A vida não é um
círculo perfeito
Há
filmes que nasceram para levar porrada da crítica especializada. É o caso de «360», o mais recente filme do
brasileiro Fernando Meirelles. A pergunta que se coloca é se podemos estar de
acordo que um filme onde se notam claramente algumas deficiências narrativas
causadas sobretudo por um argumento pobre e que não cumpre no atrevimento a que
se propunha pode ainda assim agradar-nos particularmente. E a resposta é
claramente afirmativa. E se me perguntarem porquê eu poderia deixar aqui ene
motivos a começar pela presença discreta mas sempre sedutora de Rachel Weisz. A
linda, elegante e competente Rachel Weisz.
Mas
sim, Meirelles faz o seu filme através do mosaico de histórias que foi
celebrizado por esse brilhante e inesquecível «Magnólia» [1999]. E falha. Mas mais falha quem escolheu o título
português para o filme. Que raios, a vida não é um círculo perfeito por mais
voltas que demos e no final venhamos invariavelmente ter ao ponto de partida. Pelo
contrário, a vida é feita de cabeçadas e trambolhões, acasos felizes e
infelizes, amores e desamores. E de escolhas. Aquelas que fazemos por nós e as
que outros fazem e nos atingem como uma bala certeira. E ou morremos da ferida
ou a saramos e recuperamos.
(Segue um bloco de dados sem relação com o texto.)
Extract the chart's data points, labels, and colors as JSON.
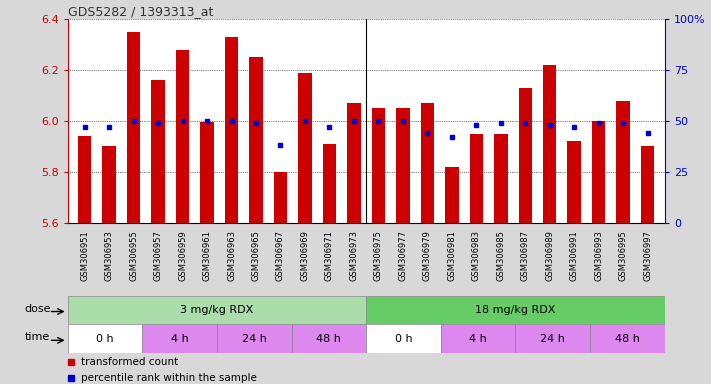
{
  "title": "GDS5282 / 1393313_at",
  "samples": [
    "GSM306951",
    "GSM306953",
    "GSM306955",
    "GSM306957",
    "GSM306959",
    "GSM306961",
    "GSM306963",
    "GSM306965",
    "GSM306967",
    "GSM306969",
    "GSM306971",
    "GSM306973",
    "GSM306975",
    "GSM306977",
    "GSM306979",
    "GSM306981",
    "GSM306983",
    "GSM306985",
    "GSM306987",
    "GSM306989",
    "GSM306991",
    "GSM306993",
    "GSM306995",
    "GSM306997"
  ],
  "bar_values": [
    5.94,
    5.9,
    6.35,
    6.16,
    6.28,
    5.995,
    6.33,
    6.25,
    5.8,
    6.19,
    5.91,
    6.07,
    6.05,
    6.05,
    6.07,
    5.82,
    5.95,
    5.95,
    6.13,
    6.22,
    5.92,
    6.0,
    6.08,
    5.9
  ],
  "percentile_values": [
    47,
    47,
    50,
    49,
    50,
    50,
    50,
    49,
    38,
    50,
    47,
    50,
    50,
    50,
    44,
    42,
    48,
    49,
    49,
    48,
    47,
    49,
    49,
    44
  ],
  "ylim_left": [
    5.6,
    6.4
  ],
  "ylim_right": [
    0,
    100
  ],
  "bar_color": "#cc0000",
  "dot_color": "#0000cc",
  "background_color": "#d8d8d8",
  "plot_bg_color": "#ffffff",
  "yticks_left": [
    5.6,
    5.8,
    6.0,
    6.2,
    6.4
  ],
  "yticks_right": [
    0,
    25,
    50,
    75,
    100
  ],
  "dose_labels": [
    "3 mg/kg RDX",
    "18 mg/kg RDX"
  ],
  "dose_colors": [
    "#aaddaa",
    "#66cc66"
  ],
  "dose_starts": [
    0,
    12
  ],
  "dose_ends": [
    12,
    24
  ],
  "time_labels": [
    "0 h",
    "4 h",
    "24 h",
    "48 h",
    "0 h",
    "4 h",
    "24 h",
    "48 h"
  ],
  "time_colors": [
    "#ffffff",
    "#dd88ee",
    "#dd88ee",
    "#dd88ee",
    "#ffffff",
    "#dd88ee",
    "#dd88ee",
    "#dd88ee"
  ],
  "time_starts": [
    0,
    3,
    6,
    9,
    12,
    15,
    18,
    21
  ],
  "time_ends": [
    3,
    6,
    9,
    12,
    15,
    18,
    21,
    24
  ]
}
É disto que fala «360». Penso eu. E já agora permitam-me a confissão de gostar muito
que os filmes me obriguem a pensar os labirintos em que o quotidiano de cada um
de nós se embrenha na tentativa de [sobre]viver. De viver e ser feliz. E não, insisto:
a vida não é um círculo perfeito, meus caros.
Meirelles,
o brasileiro que filmou a beleza dramática de Rachel Weisz em «O Fiel Jardineiro» [muito obrigado por
isso, sô Meirelles] parte neste seu filme de vários microcosmos das relações
humanas para concluir que aqui e ali há sempre um ponto onde as vidas distantes
se aproximam, cruzam e condicionam. Para protagonizar a sua história escolheu
atores e atrizes conhecidos – a já referida Rachel, Jude Law e Anthony Hopkins
que no mínimo nunca conduzem as suas personagens em piloto automático – mas
também perfeitos desconhecidos como a interessante Danica Jurcová [a prostituta
de olhar doce na procura ‘fácil’ do seu paraíso na terra]. Andou algures por
Viena, Bratislava, Paris, Londres e Colorado, citando apenas estes locais para
não fazer deste texto um livro geográfico, e falou-nos de adultério, chantagem,
do drama de pessoas desaparecidas, de abuso sexual, de prostituição, de vida e
de morte, de paixão, de amor, de ódios. E de escolhas. E com isso construiu um
filme bastante equilibrado.
Voltando à frase com que iniciei este texto, «360» tem ainda o mérito de
substituir o ginásio para muitos que queiram libertar tensões. Mas reparem, que
ninguém fique incomodado com esta acusação [de facto, é de uma acusação que se
trata, as minhas desculpas] já que não vejo mal nenhum nisso. Até porque, e aqui
o declaro, por vezes também o faço e queima mais calorias que duas aulas
seguidas de cycling. Mas não, em
«360» não o vou fazer, recuso-me. Porque a vida não é um círculo perfeito e o
filme me deu a oportunidade de o relembrar. E porque me agrada [quase todo] o
cinema que se propõe retratar a complexidade humana. E esta minha tendência pode
até ser um defeito mas convenci-me que é do meu feitio.
«360: A Vida é Um
Círculo Perfeito»,
de Fernando Meirelles, com Rachel Weisz, Jude Law, Anthony Hopkins, Danica
Jurcová, outros
2 comentários:
Depois de ler esta crítica e ter passado algum tempo, em que pude pensar de novo no filme, a minha opinião alterou-se para melhor. Talvez tenha sido o título que me levou a ficar primeiro decepcionada, porque estava à espera de um círculo perfeito :)
Pois!... Mas a vida não é um círculo perfeito, Redonda. Se houvesse no mundo muito mais pessoas como tu o círculo aperfeiçoava-se. Beijinhos.